Dalam pendidikan nilai, ada tiga masalah mendasar yang mesti dipahami oleh para pendidik (guru) dan siapa saja, yaitu apa yang harus diajarkan (filsafat), bagaimana anak belajar dan memahami nilai moral (psikologi), serta dalam masyarakat apa dan macam mana nanti kita (sosiologi). Menolak pentingnya filsafat berarti menerima saja yang diperintahkan oleh suatu sistem tertentu. Mengesampingkan psikologi sebagai suatu sarana didaktik metodik pendidikan berarti membiarkan para pendidik seenaknya menggunakan metode-metode pendidikan yang belum teruji kebenaran ilmiahnya. Mengabaikan hakikat tujuan pendidikan moral dalam rangka sejarah (masyarakat) berarti menerima saja masyarakat seperti apa adanya tanpa peduli mengenai apa yang akan terjadi di masa mendatang.

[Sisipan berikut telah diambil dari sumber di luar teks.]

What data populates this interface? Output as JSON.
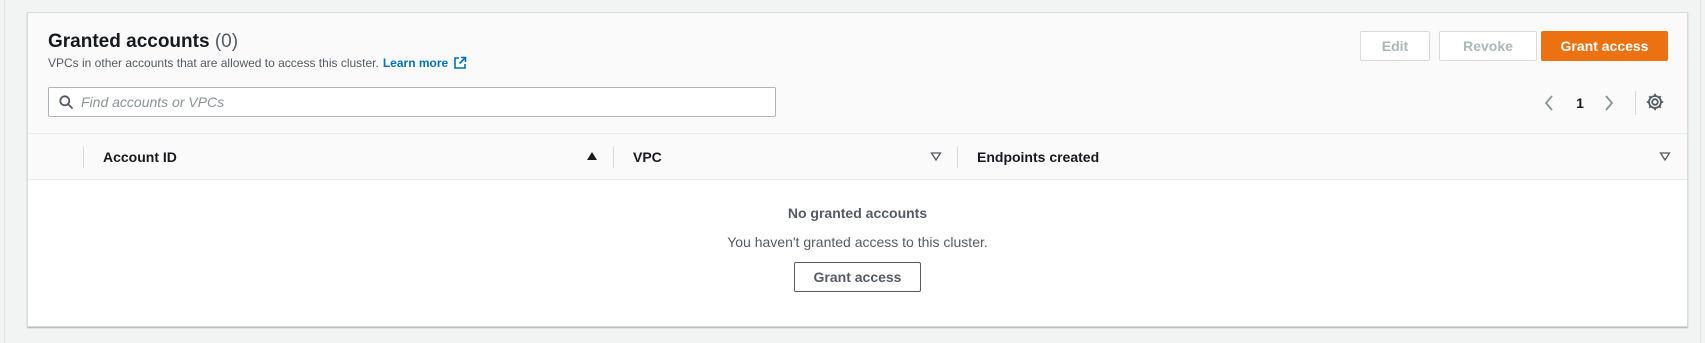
{
  "header": {
    "title": "Granted accounts",
    "count": "(0)",
    "description": "VPCs in other accounts that are allowed to access this cluster.",
    "learn_more": "Learn more",
    "external_icon": "external-link-icon"
  },
  "actions": {
    "edit_label": "Edit",
    "revoke_label": "Revoke",
    "grant_label": "Grant access",
    "edit_disabled": true,
    "revoke_disabled": true
  },
  "search": {
    "placeholder": "Find accounts or VPCs",
    "value": "",
    "icon": "search-icon"
  },
  "pagination": {
    "current_page": "1",
    "prev_icon": "chevron-left-icon",
    "next_icon": "chevron-right-icon",
    "settings_icon": "gear-icon"
  },
  "table": {
    "columns": [
      {
        "label": "Account ID",
        "sort": "ascending"
      },
      {
        "label": "VPC",
        "sort": "none"
      },
      {
        "label": "Endpoints created",
        "sort": "none"
      }
    ],
    "rows": []
  },
  "empty_state": {
    "title": "No granted accounts",
    "description": "You haven't granted access to this cluster.",
    "button_label": "Grant access"
  },
  "colors": {
    "primary": "#ec7211",
    "link": "#0073bb",
    "text": "#16191f",
    "muted": "#545b64",
    "disabled": "#aab7b8"
  }
}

Timo Teweng juga menjelaskan bahwa nilai merupakan integritas hidup seseorang yang akan tercermin dalam pilihannya: cara berpakaian, teman-teman yang dipilih pasangan hidup, interaksi sosial, dan bagaimana hubungan keluarga dengan saudara-saudaranya. Pendidikan nilai membantu banyak orang untuk membedakan mana yang baik dan mana yang tidak baik, mana yang harus diprioritaskan dan mana yang tidak diprioritaskan, mana yang perlu dan mana tidak perlu.

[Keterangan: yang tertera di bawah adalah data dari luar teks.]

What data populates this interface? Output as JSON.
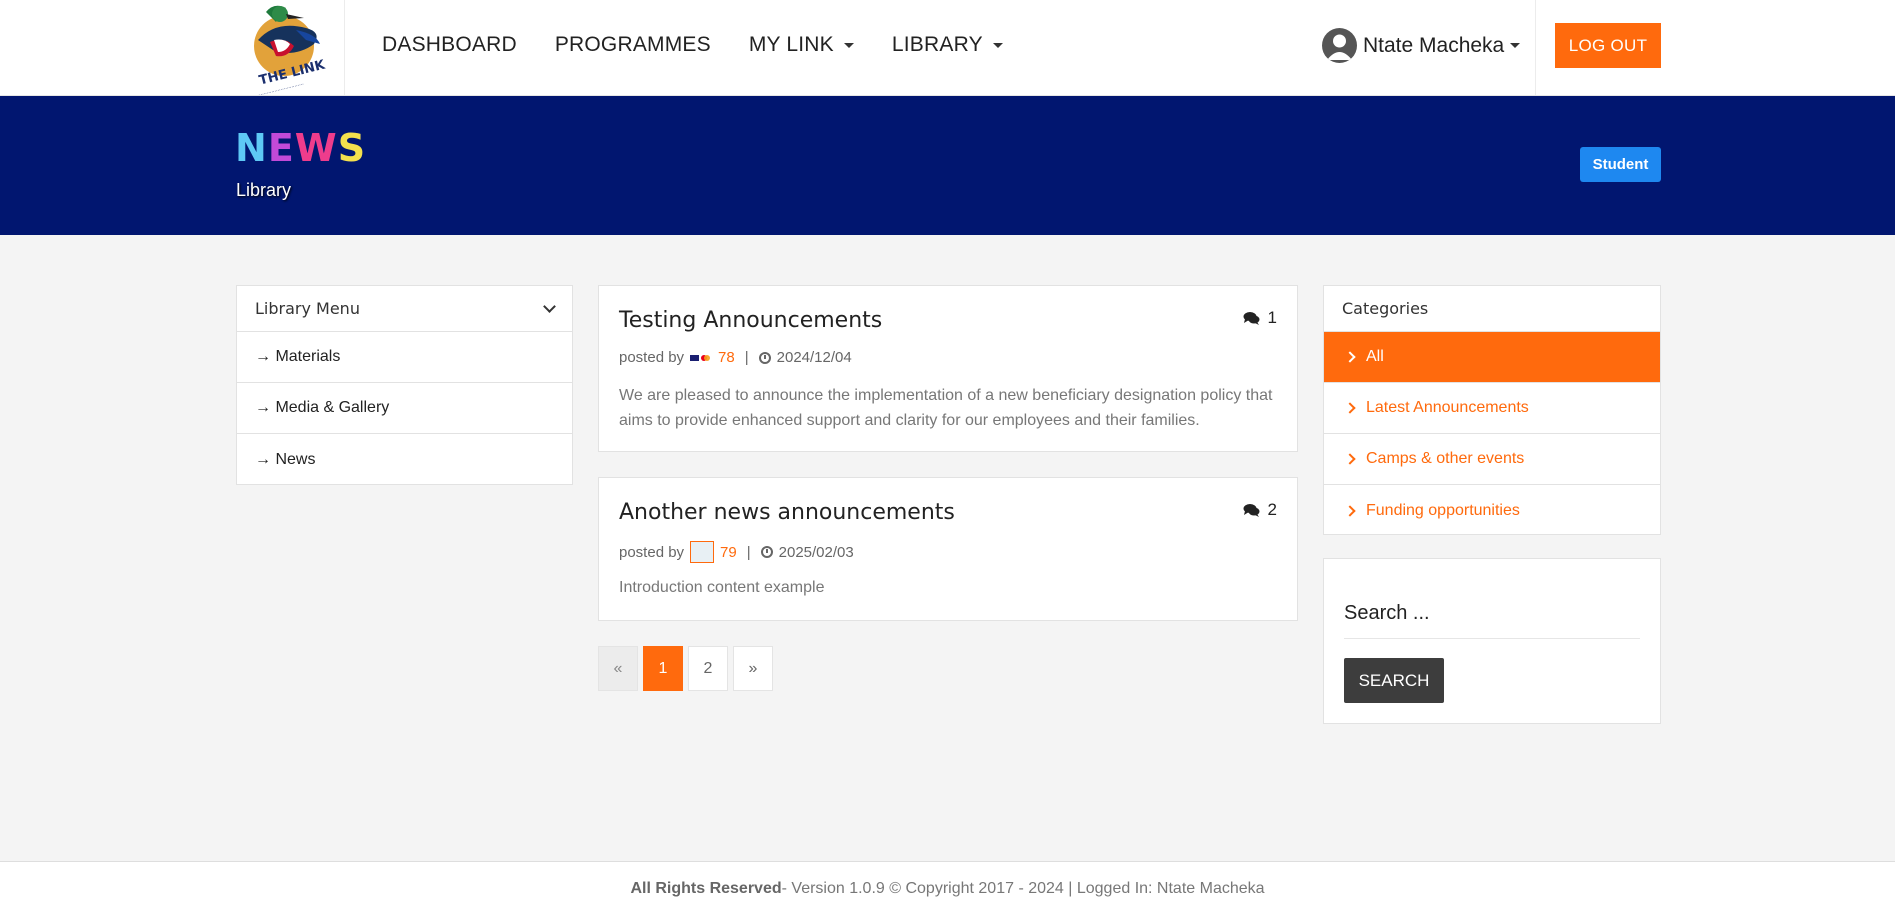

Selain itu nilai merupakan realitas abstrak dalam diri manusia yang menjadi daya pendorong terhadap sikap dan tingkah laku sehari-hari. Seseorang yang telah menghayati nilai kejujuran sebagaimana diajarkan oleh Islam akan terdorong untuk bersikap dan bertindak jujur kepada orang lain bahkan terhadap dirinya sendiri. Pendidikan nilai bertujuan untuk mengukir akhlak melalui proses knowing the good, loving the good, and acting the good, yaitu proses pendidikan yang melibatkan aspek kognitif, emosi, dan fisik, sehingga akhlak mulia bisa terukir menjadi habit of the mind, heart, and hands. Dalam pembinaan akhlak, perhatian yang cukup besar hendaklah diberikan terhadap pendidikan akhlak anak-anak. Masa kanak-kanak adalah mata rantai jiwa hewan dengan jiwa manusia berakal. Pada jiwa anak berakhirlah ufuk hewani dan dimulailah ufuk manusiawi. Karena itu anak-anak harus dididik dengan akhlak yang mulia. Sedini mungkin anak-anak harus mendapat pendidikan akhlak mulia, sebab “kesan” pada pendidikan dini inilah yang akan berakar kuat dalam kehidupan mereka di masa yang akan datang.
Pendidikan Nilai dan Pembentukan Karakter Peserta Didik
Sekolah sebagai institusi pendidikan yang berperan aktif menanamkan nilai-nilai kepada para peserta didik harus memberikan perhatian yang serius terhadap pendidikan nilai ini. Penerapan pendidikan nilai di sekolah harus melibatkan semua unsur yang terlibat di sekolah itu. Iklim sekolah harus memberi peluang terjadinya interaksi positif antara peserta didik dengan nilai-nilai yang akan diinternalisasikan, baik melalui keteladanan personal, diskusi, maupun proses belajar mengajar dalam arti seluas-luasnya. Komunikasi pendidik dengan peserta didik harus baik yang didasari pada adanya penerimaan kedua belah pihak. Muatan komunikasi itu juga penting agar mengarah kepada nilai-nilai yang diinginkan.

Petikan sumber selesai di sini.